Le lendemain, au milieu de la journée, Hajj Abu Mahmoud annonça qu’il devait s’absenter pour régler quelques affaires et qu’il ne pourrait pas revenir. Après son départ, alors que Numan continuait son travail à l’intérieur, Muna entra, hésitant d’abord à franchir la porte, mais elle s’approcha doucement et lui fit un signe pour attirer son attention.
Elle s’avança et dit d’une voix basse et douce :
— « Je te présente mes excuses ! Et j’aimerais que tu acceptes mon invitation à prendre une tasse de café avec moi, où tu voudras. »
La langue de Numan se figea, il ne sut que répondre. Lors des rencontres précédentes, elle ne lui avait jamais parlé ainsi.
Mais maintenant, elle adoptait un ton qu’il n’avait pas prévu.
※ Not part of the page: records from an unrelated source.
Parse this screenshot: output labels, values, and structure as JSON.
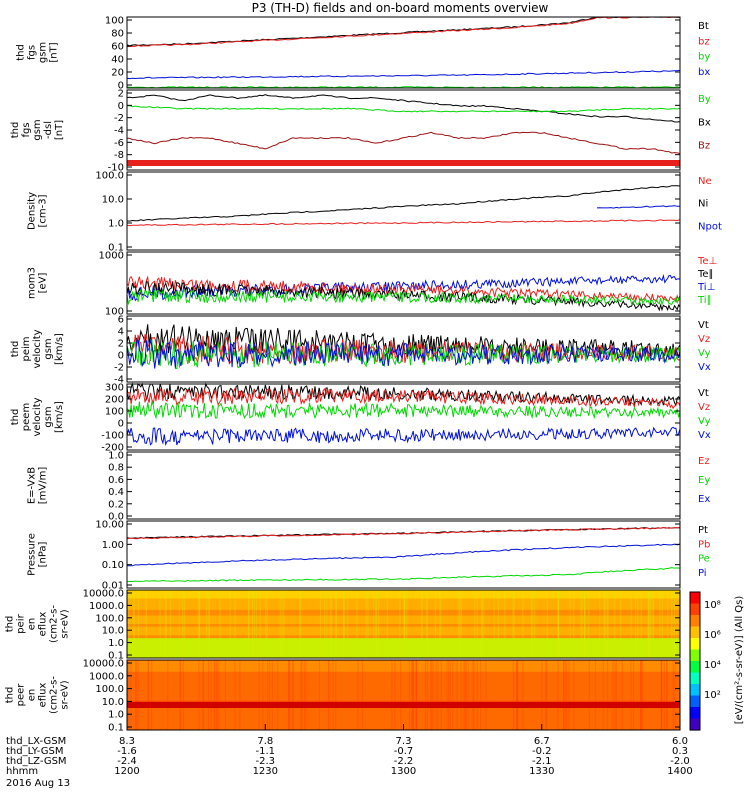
{
  "title": "P3 (TH-D) fields and on-board moments overview",
  "date_label": "2016 Aug 13",
  "colors": {
    "black": "#000000",
    "red": "#e8201c",
    "darkred": "#9c1010",
    "green": "#00d800",
    "blue": "#0010d8",
    "frame": "#000000"
  },
  "chart_data": [
    {
      "type": "line",
      "ylabel": [
        "thd",
        "fgs",
        "gsm",
        "[nT]"
      ],
      "yticks": [
        "100",
        "80",
        "60",
        "40",
        "20",
        "0"
      ],
      "ylim": [
        0,
        100
      ],
      "legend": [
        {
          "name": "Bt",
          "color": "black"
        },
        {
          "name": "bz",
          "color": "red"
        },
        {
          "name": "by",
          "color": "green"
        },
        {
          "name": "bx",
          "color": "blue"
        }
      ],
      "series": [
        {
          "name": "Bt",
          "color": "black",
          "x": [
            0,
            0.1,
            0.2,
            0.3,
            0.4,
            0.5,
            0.6,
            0.7,
            0.8,
            0.85,
            1
          ],
          "y": [
            60,
            62,
            66,
            70,
            74,
            78,
            82,
            86,
            92,
            100,
            100
          ]
        },
        {
          "name": "bz",
          "color": "red",
          "x": [
            0,
            0.1,
            0.2,
            0.3,
            0.4,
            0.5,
            0.6,
            0.7,
            0.8,
            0.85,
            1
          ],
          "y": [
            59,
            61,
            65,
            69,
            73,
            77,
            81,
            85,
            91,
            99,
            100
          ]
        },
        {
          "name": "by",
          "color": "blue",
          "x": [
            0,
            0.3,
            0.6,
            0.8,
            1
          ],
          "y": [
            14,
            16,
            18,
            21,
            24
          ]
        },
        {
          "name": "bx",
          "color": "green",
          "x": [
            0,
            1
          ],
          "y": [
            1,
            1
          ]
        }
      ]
    },
    {
      "type": "line",
      "ylabel": [
        "thd",
        "fgs",
        "gsm",
        "-dsl",
        "[nT]"
      ],
      "yticks": [
        "2",
        "0",
        "-2",
        "-4",
        "-6",
        "-8",
        "-10"
      ],
      "ylim": [
        -12,
        3
      ],
      "legend": [
        {
          "name": "By",
          "color": "green"
        },
        {
          "name": "Bx",
          "color": "black"
        },
        {
          "name": "Bz",
          "color": "darkred"
        }
      ],
      "series": [
        {
          "name": "Bx",
          "color": "black",
          "x": [
            0,
            0.05,
            0.1,
            0.15,
            0.2,
            0.25,
            0.3,
            0.35,
            0.4,
            0.45,
            0.5,
            0.55,
            0.6,
            0.65,
            0.7,
            0.75,
            0.8,
            0.85,
            0.9,
            0.95,
            1
          ],
          "y": [
            1.5,
            2,
            1,
            2,
            1.5,
            2,
            1.5,
            2,
            1.5,
            1.5,
            1,
            0.5,
            0,
            0,
            -0.5,
            -1,
            -1.5,
            -2,
            -2,
            -2.5,
            -3
          ]
        },
        {
          "name": "By",
          "color": "green",
          "x": [
            0,
            0.1,
            0.2,
            0.3,
            0.4,
            0.5,
            0.6,
            0.7,
            0.8,
            0.9,
            1
          ],
          "y": [
            0,
            -0.5,
            -0.5,
            -0.5,
            -0.5,
            -1,
            -1,
            -1,
            -1,
            -0.5,
            -0.5
          ]
        },
        {
          "name": "Bz",
          "color": "darkred",
          "x": [
            0,
            0.05,
            0.1,
            0.15,
            0.2,
            0.25,
            0.3,
            0.35,
            0.4,
            0.45,
            0.5,
            0.55,
            0.6,
            0.65,
            0.7,
            0.75,
            0.8,
            0.85,
            0.9,
            0.95,
            1
          ],
          "y": [
            -6,
            -7,
            -6,
            -6,
            -7,
            -8,
            -6,
            -6,
            -6,
            -7,
            -6,
            -5,
            -6,
            -6,
            -5,
            -5,
            -6,
            -7,
            -8,
            -8,
            -9
          ]
        }
      ]
    },
    {
      "type": "line",
      "ylabel": [
        "Density",
        "[cm-3]"
      ],
      "yticks": [
        "100.0",
        "10.0",
        "1.0",
        "0.1"
      ],
      "ylim": [
        0.1,
        100
      ],
      "scale": "log",
      "legend": [
        {
          "name": "Ne",
          "color": "red"
        },
        {
          "name": "Ni",
          "color": "black"
        },
        {
          "name": "Npot",
          "color": "blue"
        }
      ],
      "series": [
        {
          "name": "Ni",
          "color": "black",
          "x": [
            0,
            0.2,
            0.4,
            0.6,
            0.8,
            1
          ],
          "y": [
            1.3,
            2,
            3.5,
            6,
            12,
            30
          ]
        },
        {
          "name": "Ne",
          "color": "red",
          "x": [
            0,
            0.5,
            1
          ],
          "y": [
            0.9,
            1.1,
            1.4
          ]
        },
        {
          "name": "Npot",
          "color": "blue",
          "x": [
            0.85,
            1
          ],
          "y": [
            4,
            5
          ]
        }
      ]
    },
    {
      "type": "line",
      "ylabel": [
        "mom3",
        "[eV]"
      ],
      "yticks": [
        "1000",
        "100"
      ],
      "ylim": [
        100,
        3000
      ],
      "scale": "log",
      "legend": [
        {
          "name": "Te⊥",
          "color": "red"
        },
        {
          "name": "Te∥",
          "color": "black"
        },
        {
          "name": "Ti⊥",
          "color": "blue"
        },
        {
          "name": "Ti∥",
          "color": "green"
        }
      ],
      "series": [
        {
          "name": "Ti⊥",
          "color": "blue",
          "x": [
            0,
            0.5,
            1
          ],
          "y": [
            300,
            450,
            700
          ]
        },
        {
          "name": "Te⊥",
          "color": "red",
          "x": [
            0,
            0.5,
            1
          ],
          "y": [
            550,
            380,
            230
          ]
        },
        {
          "name": "Te∥",
          "color": "black",
          "x": [
            0,
            0.5,
            1
          ],
          "y": [
            420,
            280,
            140
          ]
        },
        {
          "name": "Ti∥",
          "color": "green",
          "x": [
            0,
            0.5,
            1
          ],
          "y": [
            260,
            250,
            200
          ]
        }
      ]
    },
    {
      "type": "line",
      "ylabel": [
        "thd",
        "peim",
        "velocity",
        "gsm",
        "[km/s]"
      ],
      "yticks": [
        "6",
        "4",
        "2",
        "0",
        "-2",
        "-4"
      ],
      "ylim": [
        -5,
        7
      ],
      "legend": [
        {
          "name": "Vt",
          "color": "black"
        },
        {
          "name": "Vz",
          "color": "red"
        },
        {
          "name": "Vy",
          "color": "green"
        },
        {
          "name": "Vx",
          "color": "blue"
        }
      ],
      "series": [
        {
          "name": "Vt",
          "color": "black",
          "x": [
            0,
            0.3,
            0.6,
            1
          ],
          "y": [
            3,
            2.5,
            1.5,
            1
          ]
        },
        {
          "name": "Vz",
          "color": "red",
          "x": [
            0,
            0.5,
            1
          ],
          "y": [
            1,
            0.5,
            0.3
          ]
        },
        {
          "name": "Vy",
          "color": "green",
          "x": [
            0,
            0.5,
            1
          ],
          "y": [
            0,
            0,
            0
          ]
        },
        {
          "name": "Vx",
          "color": "blue",
          "x": [
            0,
            0.5,
            1
          ],
          "y": [
            0,
            0,
            0
          ]
        }
      ]
    },
    {
      "type": "line",
      "ylabel": [
        "thd",
        "peem",
        "velocity",
        "gsm",
        "[km/s]"
      ],
      "yticks": [
        "300",
        "200",
        "100",
        "0",
        "-100",
        "-200"
      ],
      "ylim": [
        -200,
        300
      ],
      "legend": [
        {
          "name": "Vt",
          "color": "black"
        },
        {
          "name": "Vz",
          "color": "red"
        },
        {
          "name": "Vy",
          "color": "green"
        },
        {
          "name": "Vx",
          "color": "blue"
        }
      ],
      "series": [
        {
          "name": "Vt",
          "color": "black",
          "x": [
            0,
            0.5,
            1
          ],
          "y": [
            250,
            230,
            170
          ]
        },
        {
          "name": "Vz",
          "color": "red",
          "x": [
            0,
            0.5,
            1
          ],
          "y": [
            200,
            210,
            150
          ]
        },
        {
          "name": "Vy",
          "color": "green",
          "x": [
            0,
            0.5,
            1
          ],
          "y": [
            100,
            100,
            80
          ]
        },
        {
          "name": "Vx",
          "color": "blue",
          "x": [
            0,
            0.5,
            0.8,
            1
          ],
          "y": [
            -100,
            -90,
            -80,
            -60
          ]
        }
      ]
    },
    {
      "type": "line",
      "ylabel": [
        "E=-VxB",
        "[mV/m]"
      ],
      "yticks": [
        "1.0",
        "0.8",
        "0.6",
        "0.4",
        "0.2",
        "0.0"
      ],
      "ylim": [
        0,
        1
      ],
      "legend": [
        {
          "name": "Ez",
          "color": "red"
        },
        {
          "name": "Ey",
          "color": "green"
        },
        {
          "name": "Ex",
          "color": "blue"
        }
      ],
      "series": []
    },
    {
      "type": "line",
      "ylabel": [
        "Pressure",
        "[nPa]"
      ],
      "yticks": [
        "10.00",
        "1.00",
        "0.10",
        "0.01"
      ],
      "ylim": [
        0.01,
        10
      ],
      "scale": "log",
      "legend": [
        {
          "name": "Pt",
          "color": "black"
        },
        {
          "name": "Pb",
          "color": "red"
        },
        {
          "name": "Pe",
          "color": "green"
        },
        {
          "name": "Pi",
          "color": "blue"
        }
      ],
      "series": [
        {
          "name": "Pt",
          "color": "black",
          "x": [
            0,
            0.5,
            1
          ],
          "y": [
            1.7,
            2.8,
            5
          ]
        },
        {
          "name": "Pb",
          "color": "red",
          "x": [
            0,
            0.5,
            1
          ],
          "y": [
            1.6,
            2.7,
            5
          ]
        },
        {
          "name": "Pi",
          "color": "blue",
          "x": [
            0,
            0.5,
            1
          ],
          "y": [
            0.1,
            0.25,
            0.9
          ]
        },
        {
          "name": "Pe",
          "color": "green",
          "x": [
            0,
            0.5,
            0.8,
            1
          ],
          "y": [
            0.02,
            0.025,
            0.04,
            0.08
          ]
        }
      ]
    },
    {
      "type": "heatmap",
      "ylabel": [
        "thd",
        "peir",
        "en",
        "eflux",
        "(cm2-s-",
        "sr-eV)"
      ],
      "yticks": [
        "10000.0",
        "1000.0",
        "100.0",
        "10.0",
        "1.0",
        "0.1"
      ],
      "scale": "log"
    },
    {
      "type": "heatmap",
      "ylabel": [
        "thd",
        "peer",
        "en",
        "eflux",
        "(cm2-s-",
        "sr-eV)"
      ],
      "yticks": [
        "10000.0",
        "1000.0",
        "100.0",
        "10.0",
        "1.0",
        "0.1"
      ],
      "scale": "log"
    }
  ],
  "colorbar": {
    "ticks": [
      "10⁸",
      "10⁶",
      "10⁴",
      "10²"
    ],
    "label": "[eV/(cm²-s-sr-eV)] (All Qs)"
  },
  "bottom_axis": {
    "rows": [
      {
        "label": "thd_LX-GSM",
        "values": [
          "8.3",
          "7.8",
          "7.3",
          "6.7",
          "6.0"
        ]
      },
      {
        "label": "thd_LY-GSM",
        "values": [
          "-1.6",
          "-1.1",
          "-0.7",
          "-0.2",
          "0.3"
        ]
      },
      {
        "label": "thd_LZ-GSM",
        "values": [
          "-2.4",
          "-2.3",
          "-2.2",
          "-2.1",
          "-2.0"
        ]
      },
      {
        "label": "hhmm",
        "values": [
          "1200",
          "1230",
          "1300",
          "1330",
          "1400"
        ]
      }
    ]
  }
}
Il se ressaisit et répondit avec fermeté :
— « Je suis désolé, Mademoiselle, je n’ai pas de temps aujourd’hui ni demain. Je ne peux pas fermer la boutique, car mon maître a du travail aujourd’hui et il est parti il y a peu, il ne reviendra pas avant la fin de la journée. »
Puis Numan poursuivit son travail à la boutique, tandis que Muna le suivait pas à pas, parlant d’une voix basse et adoptant un ton nouveau.
Numan resta silencieux, absorbé par la préparation des marchandises et des factures. Après quelques minutes, son père entra et salua, et Muna lui fit signe calmement :
— « Papa, je me suis excusée comme tu me l’as demandé auprès de M. Numan, et je lui ai proposé que nous parlions un peu autour d’une tasse de café, où il voudra, même si c’était moi qui l’avais invité. Mais il a refusé, prétextant qu’il n’avait pas de temps. »
M. Ahmad se tourna vers Numan et dit :
— « Que dirais tu de préparer deux tasses de café pendant que je vais chercher quelque chose et reviens ? Nous ne prendrons pas beaucoup de ton temps. »
M. Ahmad quitta la boutique et se dirigea vers sa voiture stationnée à proximité. Il s’assit derrière le volant et commença à fouiller dans l’habitacle.
Numan entra dans la pièce adjacente pour préparer les deux cafés. Bientôt, Muna le suivit, s’approchant pas à pas sous prétexte de l’aider à chercher les tasses. Lorsqu’elle se retrouva près de lui dans un coin étroit, elle se pencha doucement vers lui et lui murmura à l’oreille d’une voix douce et tendre :
— « Merci, petit homme si grand par son comportement et sa morale, porteur de valeurs solides, qui a envahi mon être malgré moi, que je n’ai pu chasser de moi, et dont les capacités m’ont submergée, et je ne comprends toujours pas ce qu’il m’a fait ressentir ! »
Le visage de Numan rougit de honte, perdu et ne sachant que faire. Il laissa tout en place et sortit précipitamment. Muna resta devant lui, le fixant avec détermination, et dit :
— « Je n’ai pas honte de ce que j’ai dit ni de ce que j’ai fait, et je ne reviendrai pas sur mes paroles. »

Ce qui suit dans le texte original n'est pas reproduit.